第10回 実録。地方で自宅隔離になりました。

家族のひとりが新型コロナに感染しました。

「陽性ですね」

2022年7月29日、家族のひとりが新型コロナに感染しました。その日のうちに保健所から電話があって、「8月13日まで家族全員、自宅での隔離になります」とのこと。

「第7波到来か!」と感染者が増加傾向にあったものの、他人ごとのように思っていた僕にとって、まさに青天の霹靂。ひとまず家族全員、体調が安定していたので、僕の心配は「さあ、これからの2週間どうしたらいいんだろう」、そのことでした。

まずは関係各所に、「参加できません。

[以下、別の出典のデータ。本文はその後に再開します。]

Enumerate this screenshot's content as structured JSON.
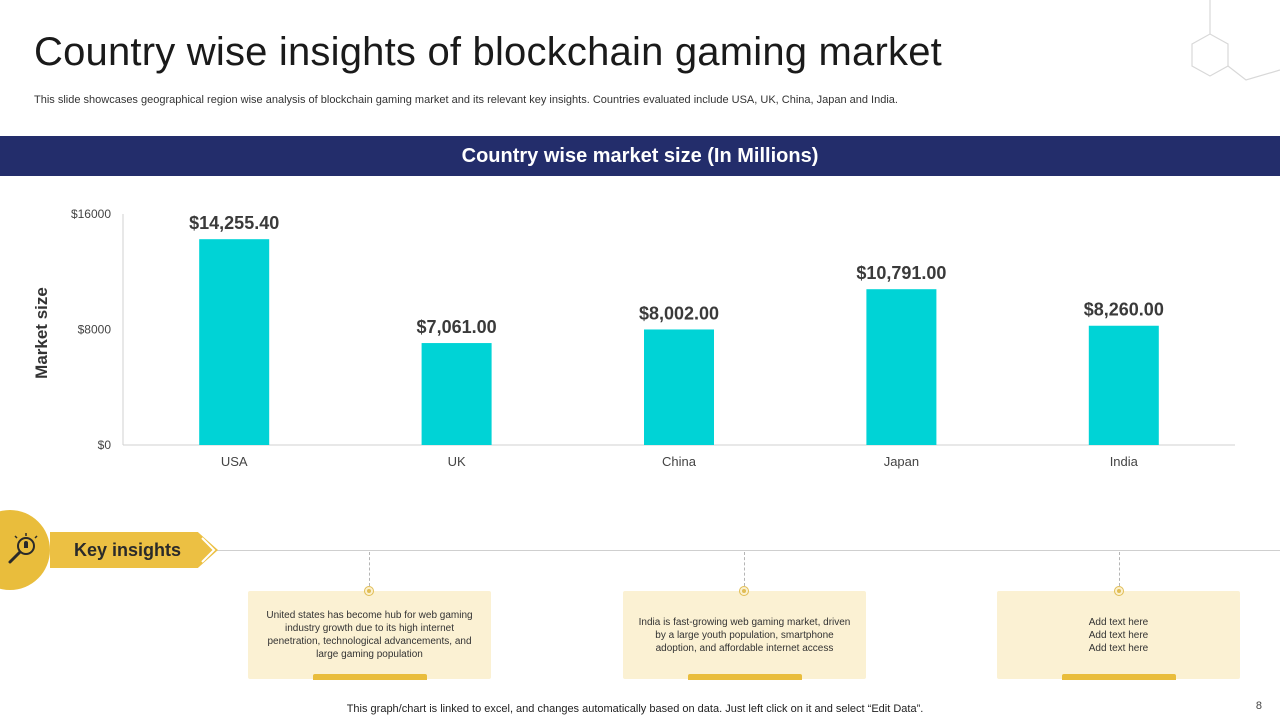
{
  "slide": {
    "title": "Country wise insights of blockchain gaming market",
    "subtitle": "This slide showcases geographical region wise analysis of blockchain gaming market and its relevant key insights. Countries evaluated include USA, UK, China, Japan and India.",
    "band_title": "Country wise market size (In Millions)",
    "footer_note": "This graph/chart is linked to excel,  and changes automatically based on data. Just left click on it and select “Edit Data”.",
    "page_number": "8"
  },
  "colors": {
    "band": "#232d6b",
    "bar": "#00d3d6",
    "accent": "#e9bd3c",
    "card": "#fbf1d3"
  },
  "chart_data": {
    "type": "bar",
    "title": "Country wise market size (In Millions)",
    "xlabel": "",
    "ylabel": "Market size",
    "categories": [
      "USA",
      "UK",
      "China",
      "Japan",
      "India"
    ],
    "values": [
      14255.4,
      7061.0,
      8002.0,
      10791.0,
      8260.0
    ],
    "data_labels": [
      "$14,255.40",
      "$7,061.00",
      "$8,002.00",
      "$10,791.00",
      "$8,260.00"
    ],
    "yticks": [
      0,
      8000,
      16000
    ],
    "ytick_labels": [
      "$0",
      "$8000",
      "$16000"
    ],
    "ylim": [
      0,
      16000
    ],
    "grid": false,
    "legend": "none"
  },
  "insights": {
    "heading": "Key insights",
    "icon": "lightbulb-magnifier-icon",
    "cards": [
      {
        "text": "United states has become hub for web gaming industry growth due to its high internet penetration, technological advancements, and large gaming population"
      },
      {
        "text": "India is fast-growing web gaming market, driven by a large youth population, smartphone adoption, and affordable internet access"
      },
      {
        "text": "Add text here\nAdd text here\nAdd text here"
      }
    ]
  }
}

申しわけありません」の連絡(じつはこのとき、「埼玉トカイナカ」主宰の神山典士さんが真庭市に来てくださったのですが、それも泣く泣く参加できず)。皆さん、優しく対応してくださいました。

そしていよいよ、永遠にも思えるような2週間の隔離生活がスタート。

僕が何より心配していたのが(もちろん体調が一番ですが)、「ストレス」でした。家から出られないことで、ムスメたちのフラストレーションが溜まり、家族全体が鬱々としてしまう。それが2週間も続く。もう考えただけで、気が滅入ります。

早くも鬱々とした気持ちではじまった隔離生活初日……。
「あら?」
ふと、窓の外に目をやると、すぐ裏に人と接することのない庭が。しかも絶賛、ミニトマトの収穫時期を迎えている畑が。

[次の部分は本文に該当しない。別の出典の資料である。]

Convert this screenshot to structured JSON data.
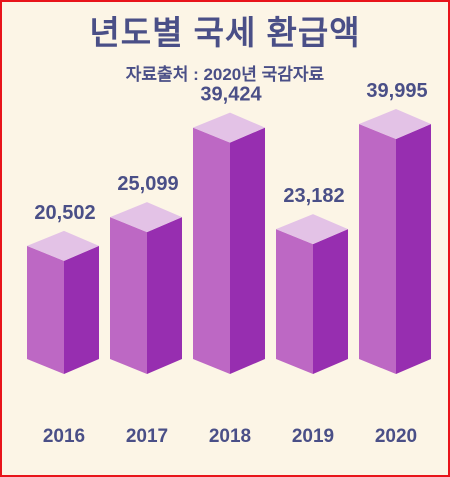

参照:第9回 家庭菜園をするうえで、絶対に欠かせないこととは。

そして、夏らしい蝉の鳴く声と、庭を流れる涼しげな川の音。吸い込まれるように、庭に出て、畑の世話、草抜きをせっせとはじめてみました。途中、ムスメたちも出てきて、ミニトマトの収穫をしています。

朝からしっかり汗をかいたので、シャワーを浴びます。太陽の光を浴びたので、ちょっとだけ日焼けをしたらしく、心地よい痛みが走ります。日ごろ運動不足の僕にとって、この上ない運動の機会でした。

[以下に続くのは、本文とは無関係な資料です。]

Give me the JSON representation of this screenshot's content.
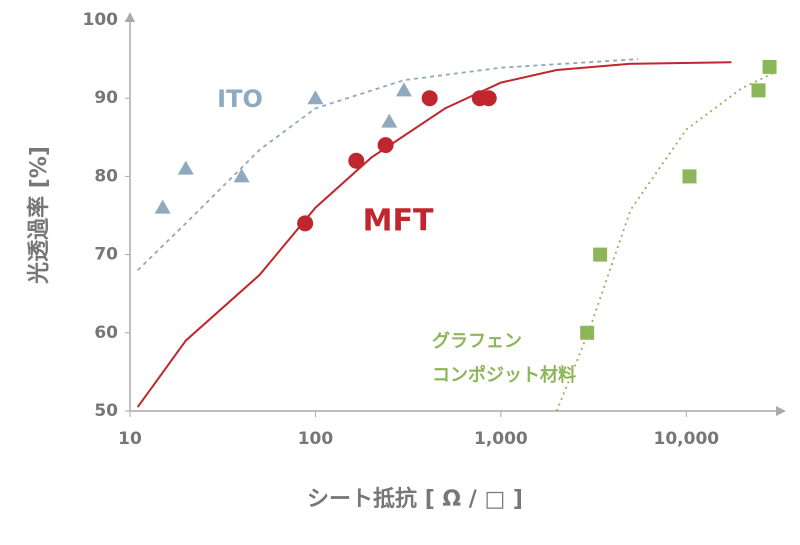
{
  "chart_data": {
    "type": "scatter",
    "x_label": "シート抵抗 [ Ω / □ ]",
    "y_label": "光透過率 [%]",
    "x_log": true,
    "xlim": [
      10,
      32000
    ],
    "ylim": [
      50,
      100
    ],
    "xticks": [
      10,
      100,
      {
        "value": 1000,
        "label": "1,000"
      },
      {
        "value": 10000,
        "label": "10,000"
      }
    ],
    "yticks": [
      50,
      60,
      70,
      80,
      90,
      100
    ],
    "series": [
      {
        "name": "ITO",
        "color": "#8fa9bf",
        "marker": "triangle",
        "line": "dashed",
        "x": [
          15,
          20,
          40,
          100,
          250,
          300
        ],
        "values": [
          76,
          81,
          80,
          90,
          87,
          91
        ],
        "trend": {
          "x": [
            11,
            20,
            50,
            100,
            300,
            1000,
            5500
          ],
          "y": [
            68,
            74,
            83.4,
            88.7,
            92.3,
            93.9,
            95
          ]
        }
      },
      {
        "name": "MFT",
        "color": "#c0262d",
        "marker": "circle",
        "line": "solid",
        "x": [
          88,
          166,
          239,
          413,
          770,
          860
        ],
        "values": [
          74,
          82,
          84,
          90,
          90,
          90
        ],
        "trend": {
          "x": [
            11,
            20,
            50,
            100,
            200,
            500,
            1000,
            2000,
            5000,
            17500
          ],
          "y": [
            50.5,
            59,
            67.4,
            76,
            82.4,
            88.7,
            92,
            93.6,
            94.4,
            94.6
          ]
        }
      },
      {
        "name": [
          "グラフェン",
          "コンポジット材料"
        ],
        "color": "#8db55a",
        "marker": "square",
        "line": "dotted",
        "x": [
          2920,
          3430,
          10400,
          24500,
          28100
        ],
        "values": [
          60,
          70,
          80,
          91,
          94
        ],
        "trend": {
          "x": [
            2000,
            3000,
            5000,
            10000,
            20000,
            30000
          ],
          "y": [
            50,
            60.4,
            75.7,
            86,
            91.3,
            93.3
          ]
        }
      }
    ]
  }
}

シャワーを浴びてサッパリしたら、仕事部屋へ。文章を書いたり、電話やオンラインで打ち合わせをしたり。ときどきムスメたちが入ってきますが、それがちょうど良い一服になります。そして3時間ぐらい仕事をしたら、お昼です。お昼も家族全員で食べることができます。

このとき、うすうす僕は気づいていました。
「隔離生活と田舎の相性って、じつは抜群なのではなかろうか」

隔離期間中、裏庭から一番見ていた景色

自宅にいながら、内にこもらず、外とつながる

もうひとつ、隔離生活で心配していたのが「食料品と日用品」です。買い出しに出るわけにもいかず、配食サービスを利用。ムスメたちが食べたいものを好き勝手に主張し出して……、みたいな心配をしていました。ただ、その心配は初日から杞憂に終わります。

奥さん方の親族をはじめ、友だちや会社の人たちが、食べものを持ってきてくれるのです。わざわざつくってくださった料理や牡蠣、スイカ、メロン、トウモロコシ、キュウリ、ピーマン、ミニトマト、ジャージーヨーグルト(真庭市蒜山はジャージー牛の飼育頭数が日本一)などなど。初日にして、冷蔵庫に入りきらなくなりました。

いつもより運動量が増して、仕事も進む。食べものもいいものばかり。……なんだ、この暮らしぶりは。ムスメたちがフラストレーションでかんしゃくを起こすこともありません。当初心配していたストレスもまったくありません。

地方での自宅隔離は、「内にこもる」のではなく、むしろ「外とつながる」んだと思わずにはいられません。

裏を通る川(用水路)のせせらぎが涼しげでした

これまであまりピンと来ていませんでしたが、新型コロナの流行に伴って移住希望者が増えたのが、いまとなってはわかるような気がします。たとえば、「食材」ひとつ取っても、手に入れる方法が、都会の「買う」一択ではなく、「買う」「いただく」「つくる」と選択肢があります。

自宅隔離を経験して、「地方の魅力」を改めて知ることができました。

「このペースで、2週間。最高の生活だな」

そう思っていたのですが、それで終わらないのが人生の面白いところ。隔離生活がはじまって3日後に、もうひとり家庭内感染者が出て、そうこうしているうちにもうひとり。そしてついには僕自身も新型コロナに感染してしまいました。

高熱が出て、頭痛に悩まされ、庭に出るどころでも、仕事をするどころでもありません。やっと頭痛が治まってきた(しかし今度は不眠症の)8月7日にこのコラムを書いています。

隔離生活において、地方はとてもストレスのない魅力的なところです。でもそれはそれとして、自分自身の健康が何よりも大切、ということを学びました。感染しないのが一番ですね(笑)。